O Procon-MG proibiu a venda do aparelho celular Moto X 2ª Geração no território mineiro, em estabelecimentos físicos e virtuais, e intimou a Motorola Mobility Comércio de Produtos Eletrônicos Ltda a pagar multa de R$ 809.702,00 ao Fundo Estadual de Proteção e Defesa do Consumidor (FEPDC). A decisão divulgada nesta quarta-feira (11) foi motivada por duas tentativas frustradas de acordo para que a fabricante oferecesse o reparo, em garantia, ou restituísse o valor pago pelo conserto, aos consumidores lesados, entre outros compromissos não assumidos. Agora, a empresa terá um prazo de 10 dias úteis para comunicar a sua rede de distribuidores sobre a proibição.

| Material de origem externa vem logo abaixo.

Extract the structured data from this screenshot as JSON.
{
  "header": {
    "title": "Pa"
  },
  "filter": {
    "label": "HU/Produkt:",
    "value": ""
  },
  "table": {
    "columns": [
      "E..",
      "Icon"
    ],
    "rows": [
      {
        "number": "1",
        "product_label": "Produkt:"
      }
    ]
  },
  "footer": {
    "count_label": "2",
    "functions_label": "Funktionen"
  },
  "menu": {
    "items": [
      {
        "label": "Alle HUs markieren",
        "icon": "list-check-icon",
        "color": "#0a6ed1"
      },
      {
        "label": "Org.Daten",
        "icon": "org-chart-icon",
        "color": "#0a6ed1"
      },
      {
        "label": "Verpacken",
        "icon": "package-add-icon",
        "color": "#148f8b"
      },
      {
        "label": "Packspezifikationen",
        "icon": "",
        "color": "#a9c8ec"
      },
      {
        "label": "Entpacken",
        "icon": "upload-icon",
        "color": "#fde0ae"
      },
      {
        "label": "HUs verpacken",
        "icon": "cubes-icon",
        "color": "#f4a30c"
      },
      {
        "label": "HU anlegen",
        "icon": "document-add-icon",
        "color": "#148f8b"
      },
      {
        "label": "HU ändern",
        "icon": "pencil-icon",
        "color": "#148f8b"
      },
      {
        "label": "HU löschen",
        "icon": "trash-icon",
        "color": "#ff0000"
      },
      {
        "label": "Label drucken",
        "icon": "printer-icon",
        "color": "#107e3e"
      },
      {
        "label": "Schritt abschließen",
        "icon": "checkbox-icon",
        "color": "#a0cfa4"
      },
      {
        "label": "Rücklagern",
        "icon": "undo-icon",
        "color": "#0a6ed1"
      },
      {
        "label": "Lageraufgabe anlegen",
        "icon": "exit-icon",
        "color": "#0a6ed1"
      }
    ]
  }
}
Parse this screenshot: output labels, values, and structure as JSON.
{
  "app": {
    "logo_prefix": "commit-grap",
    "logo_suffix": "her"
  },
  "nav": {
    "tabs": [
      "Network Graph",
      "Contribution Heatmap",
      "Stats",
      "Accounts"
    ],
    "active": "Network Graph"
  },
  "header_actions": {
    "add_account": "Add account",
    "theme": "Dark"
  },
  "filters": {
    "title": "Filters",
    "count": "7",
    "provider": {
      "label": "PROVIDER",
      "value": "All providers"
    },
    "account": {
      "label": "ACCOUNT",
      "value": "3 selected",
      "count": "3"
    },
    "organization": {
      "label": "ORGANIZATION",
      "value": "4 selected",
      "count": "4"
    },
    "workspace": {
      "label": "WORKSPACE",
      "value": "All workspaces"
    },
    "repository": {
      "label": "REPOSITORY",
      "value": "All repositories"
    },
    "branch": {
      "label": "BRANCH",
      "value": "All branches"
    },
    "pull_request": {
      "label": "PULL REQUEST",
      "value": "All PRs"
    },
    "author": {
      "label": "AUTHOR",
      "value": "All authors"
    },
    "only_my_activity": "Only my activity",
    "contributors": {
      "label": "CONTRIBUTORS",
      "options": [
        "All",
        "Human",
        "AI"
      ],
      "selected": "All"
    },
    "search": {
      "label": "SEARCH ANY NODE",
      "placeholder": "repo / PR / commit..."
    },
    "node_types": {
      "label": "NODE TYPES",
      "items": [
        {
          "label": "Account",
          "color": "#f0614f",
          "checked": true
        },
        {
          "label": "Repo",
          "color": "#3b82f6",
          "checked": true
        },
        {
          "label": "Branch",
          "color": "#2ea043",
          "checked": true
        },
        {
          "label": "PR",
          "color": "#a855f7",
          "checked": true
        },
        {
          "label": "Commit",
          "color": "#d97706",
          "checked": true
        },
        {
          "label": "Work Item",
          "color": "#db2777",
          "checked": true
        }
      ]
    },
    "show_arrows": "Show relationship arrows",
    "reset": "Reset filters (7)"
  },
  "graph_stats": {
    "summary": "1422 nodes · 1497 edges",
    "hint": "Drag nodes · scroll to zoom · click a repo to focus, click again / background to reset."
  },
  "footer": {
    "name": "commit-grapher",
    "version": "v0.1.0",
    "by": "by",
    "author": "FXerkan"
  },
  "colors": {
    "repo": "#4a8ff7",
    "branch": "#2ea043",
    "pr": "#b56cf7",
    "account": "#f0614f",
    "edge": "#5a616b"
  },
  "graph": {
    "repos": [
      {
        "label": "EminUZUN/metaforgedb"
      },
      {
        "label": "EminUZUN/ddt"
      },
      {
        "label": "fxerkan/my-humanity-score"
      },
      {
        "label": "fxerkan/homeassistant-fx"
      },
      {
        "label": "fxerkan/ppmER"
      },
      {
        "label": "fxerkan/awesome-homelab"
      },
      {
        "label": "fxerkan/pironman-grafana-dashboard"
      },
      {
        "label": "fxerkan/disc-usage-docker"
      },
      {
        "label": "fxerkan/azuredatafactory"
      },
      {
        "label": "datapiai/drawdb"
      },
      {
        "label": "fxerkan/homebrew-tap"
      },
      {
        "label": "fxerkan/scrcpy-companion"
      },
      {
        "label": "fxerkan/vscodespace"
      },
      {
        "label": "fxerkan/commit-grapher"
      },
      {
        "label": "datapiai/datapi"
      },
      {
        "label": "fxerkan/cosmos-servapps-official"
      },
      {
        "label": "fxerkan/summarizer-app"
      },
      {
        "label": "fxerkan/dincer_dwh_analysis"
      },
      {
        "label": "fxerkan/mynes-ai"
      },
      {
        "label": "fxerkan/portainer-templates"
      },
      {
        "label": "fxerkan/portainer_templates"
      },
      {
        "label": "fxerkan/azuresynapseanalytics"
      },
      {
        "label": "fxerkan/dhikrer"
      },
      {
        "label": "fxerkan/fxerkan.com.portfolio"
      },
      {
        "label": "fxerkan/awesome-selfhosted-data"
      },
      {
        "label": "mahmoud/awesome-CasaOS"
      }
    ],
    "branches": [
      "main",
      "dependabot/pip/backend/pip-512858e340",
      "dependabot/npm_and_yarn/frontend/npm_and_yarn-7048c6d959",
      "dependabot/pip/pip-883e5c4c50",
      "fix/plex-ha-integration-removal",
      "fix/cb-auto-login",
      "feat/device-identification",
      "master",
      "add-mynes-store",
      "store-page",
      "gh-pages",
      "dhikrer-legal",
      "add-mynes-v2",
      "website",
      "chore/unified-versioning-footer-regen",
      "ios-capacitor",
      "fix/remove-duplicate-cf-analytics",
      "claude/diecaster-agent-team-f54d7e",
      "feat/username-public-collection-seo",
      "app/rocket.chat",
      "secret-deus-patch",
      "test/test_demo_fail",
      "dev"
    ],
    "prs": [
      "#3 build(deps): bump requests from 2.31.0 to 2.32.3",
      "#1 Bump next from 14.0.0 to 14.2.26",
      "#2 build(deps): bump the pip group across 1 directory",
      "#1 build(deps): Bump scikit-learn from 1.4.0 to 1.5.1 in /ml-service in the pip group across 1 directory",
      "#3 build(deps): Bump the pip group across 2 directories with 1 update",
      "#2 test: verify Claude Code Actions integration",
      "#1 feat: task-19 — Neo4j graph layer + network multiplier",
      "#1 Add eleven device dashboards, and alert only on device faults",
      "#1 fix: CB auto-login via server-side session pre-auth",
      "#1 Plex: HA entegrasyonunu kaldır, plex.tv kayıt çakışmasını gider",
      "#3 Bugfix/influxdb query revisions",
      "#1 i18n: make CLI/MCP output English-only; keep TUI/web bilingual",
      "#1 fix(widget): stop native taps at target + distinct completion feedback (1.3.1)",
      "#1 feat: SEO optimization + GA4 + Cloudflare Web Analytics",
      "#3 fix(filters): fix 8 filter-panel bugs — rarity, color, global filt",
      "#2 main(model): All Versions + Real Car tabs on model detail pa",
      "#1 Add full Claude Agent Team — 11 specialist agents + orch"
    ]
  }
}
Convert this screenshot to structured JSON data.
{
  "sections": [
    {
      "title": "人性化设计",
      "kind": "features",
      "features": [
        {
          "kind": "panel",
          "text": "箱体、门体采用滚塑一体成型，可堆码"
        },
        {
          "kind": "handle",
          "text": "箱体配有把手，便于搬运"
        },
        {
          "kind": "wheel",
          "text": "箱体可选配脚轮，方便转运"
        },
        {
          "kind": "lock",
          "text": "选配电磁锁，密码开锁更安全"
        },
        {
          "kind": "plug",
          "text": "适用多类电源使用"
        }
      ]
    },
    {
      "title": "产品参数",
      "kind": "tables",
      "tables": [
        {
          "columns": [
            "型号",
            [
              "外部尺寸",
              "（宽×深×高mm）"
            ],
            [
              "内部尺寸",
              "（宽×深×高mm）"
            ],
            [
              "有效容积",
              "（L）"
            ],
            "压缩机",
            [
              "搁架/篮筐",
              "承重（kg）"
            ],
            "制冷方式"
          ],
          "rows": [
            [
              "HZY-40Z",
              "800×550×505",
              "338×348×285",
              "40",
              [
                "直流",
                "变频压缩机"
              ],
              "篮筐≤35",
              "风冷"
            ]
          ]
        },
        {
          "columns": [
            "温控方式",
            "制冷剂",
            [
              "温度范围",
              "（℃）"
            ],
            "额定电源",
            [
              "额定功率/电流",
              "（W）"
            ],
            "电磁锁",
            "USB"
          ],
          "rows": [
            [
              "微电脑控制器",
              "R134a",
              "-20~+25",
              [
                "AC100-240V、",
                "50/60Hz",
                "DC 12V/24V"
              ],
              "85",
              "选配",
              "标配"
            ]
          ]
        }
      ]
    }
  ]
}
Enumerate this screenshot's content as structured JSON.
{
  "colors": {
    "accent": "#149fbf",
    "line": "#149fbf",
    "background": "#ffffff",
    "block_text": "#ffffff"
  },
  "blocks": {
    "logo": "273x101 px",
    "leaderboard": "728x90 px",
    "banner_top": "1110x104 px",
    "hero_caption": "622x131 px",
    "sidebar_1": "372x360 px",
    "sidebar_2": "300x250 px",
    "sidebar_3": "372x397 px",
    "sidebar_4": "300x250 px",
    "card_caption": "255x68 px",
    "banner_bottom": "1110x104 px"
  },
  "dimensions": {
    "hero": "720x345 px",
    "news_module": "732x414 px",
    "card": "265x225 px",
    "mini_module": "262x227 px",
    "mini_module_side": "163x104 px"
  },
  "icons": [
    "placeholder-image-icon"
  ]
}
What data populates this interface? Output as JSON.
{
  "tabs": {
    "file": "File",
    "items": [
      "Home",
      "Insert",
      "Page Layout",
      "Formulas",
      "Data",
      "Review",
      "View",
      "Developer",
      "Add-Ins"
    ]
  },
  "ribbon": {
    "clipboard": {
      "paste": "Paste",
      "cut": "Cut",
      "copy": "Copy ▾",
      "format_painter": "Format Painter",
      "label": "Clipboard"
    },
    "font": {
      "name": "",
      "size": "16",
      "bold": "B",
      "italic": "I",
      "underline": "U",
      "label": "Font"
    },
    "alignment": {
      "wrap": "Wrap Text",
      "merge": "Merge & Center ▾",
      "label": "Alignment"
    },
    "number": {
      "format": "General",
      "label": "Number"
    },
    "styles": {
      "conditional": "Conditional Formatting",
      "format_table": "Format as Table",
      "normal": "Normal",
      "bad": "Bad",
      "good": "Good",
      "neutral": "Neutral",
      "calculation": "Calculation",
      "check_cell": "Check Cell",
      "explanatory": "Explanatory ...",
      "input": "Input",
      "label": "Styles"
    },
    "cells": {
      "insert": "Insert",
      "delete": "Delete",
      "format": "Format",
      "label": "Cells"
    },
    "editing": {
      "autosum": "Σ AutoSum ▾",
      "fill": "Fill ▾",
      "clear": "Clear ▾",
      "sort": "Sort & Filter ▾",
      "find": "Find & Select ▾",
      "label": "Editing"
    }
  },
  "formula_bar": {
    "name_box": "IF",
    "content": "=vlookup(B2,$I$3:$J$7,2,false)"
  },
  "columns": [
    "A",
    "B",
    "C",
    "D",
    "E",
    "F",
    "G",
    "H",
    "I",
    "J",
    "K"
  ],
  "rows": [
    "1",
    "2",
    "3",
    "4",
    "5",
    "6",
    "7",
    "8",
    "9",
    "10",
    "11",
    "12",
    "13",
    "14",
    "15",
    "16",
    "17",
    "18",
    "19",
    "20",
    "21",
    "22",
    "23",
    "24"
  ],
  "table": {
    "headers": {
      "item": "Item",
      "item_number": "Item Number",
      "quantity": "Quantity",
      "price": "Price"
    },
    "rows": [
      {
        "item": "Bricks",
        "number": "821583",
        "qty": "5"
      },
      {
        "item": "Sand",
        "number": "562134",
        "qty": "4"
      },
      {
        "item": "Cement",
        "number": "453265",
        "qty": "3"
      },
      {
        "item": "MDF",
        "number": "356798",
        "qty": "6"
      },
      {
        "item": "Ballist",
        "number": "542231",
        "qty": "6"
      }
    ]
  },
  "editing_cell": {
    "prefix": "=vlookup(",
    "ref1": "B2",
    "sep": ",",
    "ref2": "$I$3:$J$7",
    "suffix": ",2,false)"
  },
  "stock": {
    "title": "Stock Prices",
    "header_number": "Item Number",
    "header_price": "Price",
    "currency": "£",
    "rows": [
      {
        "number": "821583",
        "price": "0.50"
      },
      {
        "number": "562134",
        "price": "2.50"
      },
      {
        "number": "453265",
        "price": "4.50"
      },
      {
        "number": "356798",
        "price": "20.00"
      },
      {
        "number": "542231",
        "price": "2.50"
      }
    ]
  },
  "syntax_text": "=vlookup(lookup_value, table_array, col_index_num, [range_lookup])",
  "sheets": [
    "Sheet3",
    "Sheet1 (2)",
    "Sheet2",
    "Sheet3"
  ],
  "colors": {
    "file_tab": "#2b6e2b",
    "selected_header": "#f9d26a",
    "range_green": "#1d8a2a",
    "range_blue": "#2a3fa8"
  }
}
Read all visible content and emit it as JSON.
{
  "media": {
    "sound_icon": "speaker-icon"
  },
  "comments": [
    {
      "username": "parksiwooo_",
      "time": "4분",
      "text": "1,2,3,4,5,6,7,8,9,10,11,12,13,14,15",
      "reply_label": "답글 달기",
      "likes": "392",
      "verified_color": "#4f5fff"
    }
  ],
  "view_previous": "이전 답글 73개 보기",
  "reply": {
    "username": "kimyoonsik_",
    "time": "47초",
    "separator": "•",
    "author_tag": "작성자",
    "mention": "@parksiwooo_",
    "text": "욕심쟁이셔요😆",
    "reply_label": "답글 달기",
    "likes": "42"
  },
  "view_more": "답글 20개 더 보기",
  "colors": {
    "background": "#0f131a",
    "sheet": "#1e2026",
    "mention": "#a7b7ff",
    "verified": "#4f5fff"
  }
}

Na decisão administrativa, o órgão de defesa do consumidor afirmou que o celular Moto X 2ª Geração é impróprio ao uso e consumo, pois possui vício de qualidade por inadequação. “O aparelho não atende às finalidades a que se destina, pela fragilidade do vidro de sua tela, se comparado aos demais celulares vendidos no mercado ou, ainda, por não ser tão resistente às quedas e impactos, como prometido nos anúncios publicitários”, explicou, na decisão, o promotor de Justiça de Defesa do consumidor de Belo Horizonte Amauri Artimos da Matta.

Além de reconhecer a infração, pela empresa, de venda de celular com vício de qualidade, o promotor concluiu que a fabricante discrimina os usuários do produto, sem justa causa, pois atende quem recorre aos procons e nega o conserto ou a troca aos que procuram o canal de relacionamento com o cliente. Por fim, o promotor declarou que a Motorola sabe da repercussão coletiva do problema e não divulga o fato aos seus consumidores para resolvê-lo, violando o princípio da boa-fé objetiva. 

Reparação

Em junho deste ano, atendendo a um dos pedidos do Procon-MG, a Motorola anunciou que providenciaria, a título de garantia especial, somente a reparação da tela dos aparelhos dos consumidores identificados no processo administrativo instaurado pelo órgão de defesa do consumidor. De acordo com o promotor, a Motorola disse estar fazendo contato com esses consumidores para providenciar o conserto. As pessoas que já repararam a tela do telefone com recursos próprios devem registrar reclamação no Procon, com cópia da nota fiscal, para as medidas cabíveis. 

Entenda o caso

Em novembro de 2015, Procon-MG instaurou processo administrativo contra a fabricante, com medida cautelar que suspendeu as vendas do aparelho no estado de Minas Gerais. Suposto vício de qualidade do produto, por não suportar impacto e quebrar sua tela ao cair de baixa altura, foi um dos problemas que motivaram a decisão do órgão de defesa do consumidor. A empresa recorreu da primeira decisão cautelar e obteve liminar favorável na justiça para continuar a vender o aparelho. 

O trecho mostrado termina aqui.